Colorado Springs area’s output, which the federal agency calls gross domestic product, rose 5 percent from 2016 to $32.7 billion, up from a 3.5 percent growth rate in 2016 and the biggest annual gain since a major troop buildup at Fort Carson helped to push growth to 5.5 percent in 2010. The 3.5 percent rate for 2016 first was reported at 5.4 percent but was revised downward as more information became available.

“Growth has really taken off in Colorado Springs in the last few years. A lot of what we were seeing earlier across the state is now happening in Colorado Springs, including lower unemployment, faster job growth and people returning to the job market. We have come a very long way in a short period,” said Tatiana Bailey, director of the Economic Forum at the University of Colorado at Colorado Springs.

When the output numbers are adjusted for inflation and population growth, the 1.5 percent gain matched the 1.5 percent gain in 2009 as the biggest since before the most recent recession. The area’s real output per person — the most accurate picture of economic growth — was the highest since 2013 at $39,905 but remains 5.8 percent below the peak level reached in 2005.

More than a third of the area’s economic growth came from the finance and real estate sector, which grew 6.7 percent to $5.02 billion, and from durable goods manufacturing, which surged 21.4 percent to $1.56 billion. Other major contributors included professional and business services, construction and health care. The information sector was the only major part of the economy to decline — by 10.5 percent.

Detailed data on the manufacturing sector wasn’t available from the agency. But Tom Binnings, a senior partner in Summit Economics, a local research and consulting firm, speculated that the big manufacturing gain might have been fueled in part by the expansion of Sierra Nevada Corp. at the Colorado Springs Airport, where the company uses two hangars — a third is under construction — to modify structural, avionics, sensors and other components on aircraft under several Department of Defense contracts to support the global war on terror.

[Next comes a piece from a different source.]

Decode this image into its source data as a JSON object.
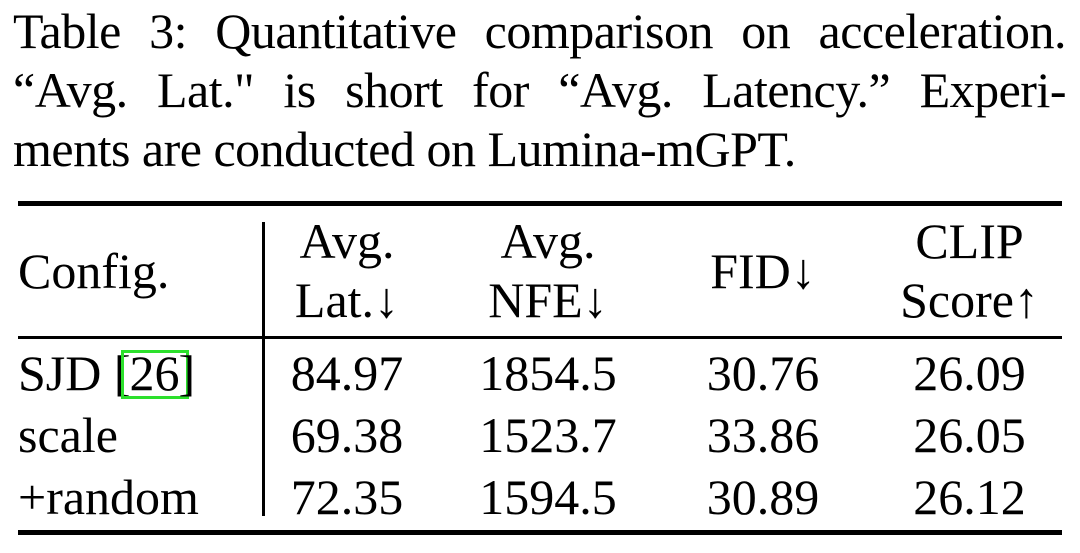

“The best news here is that the local economy is diversifying away from (relying on) the military,” Binning said. “There has been real (inflation-adjusted) growth in excess of 1 percent every year for the past 15 years, even with a big decline in manufacturing, which has been more than offset by gains in services.”

Economic growth in the nation’s metro areas increased 2.1 percent last year, up from 1.6 percent in 2016. Economic output is the value of goods and services generated in a local economy and is calculated by the Bureau of Economic Analysis for all 50 states and 383 metro areas. The bureau calculates the output data by adding output from all industries in a metro area.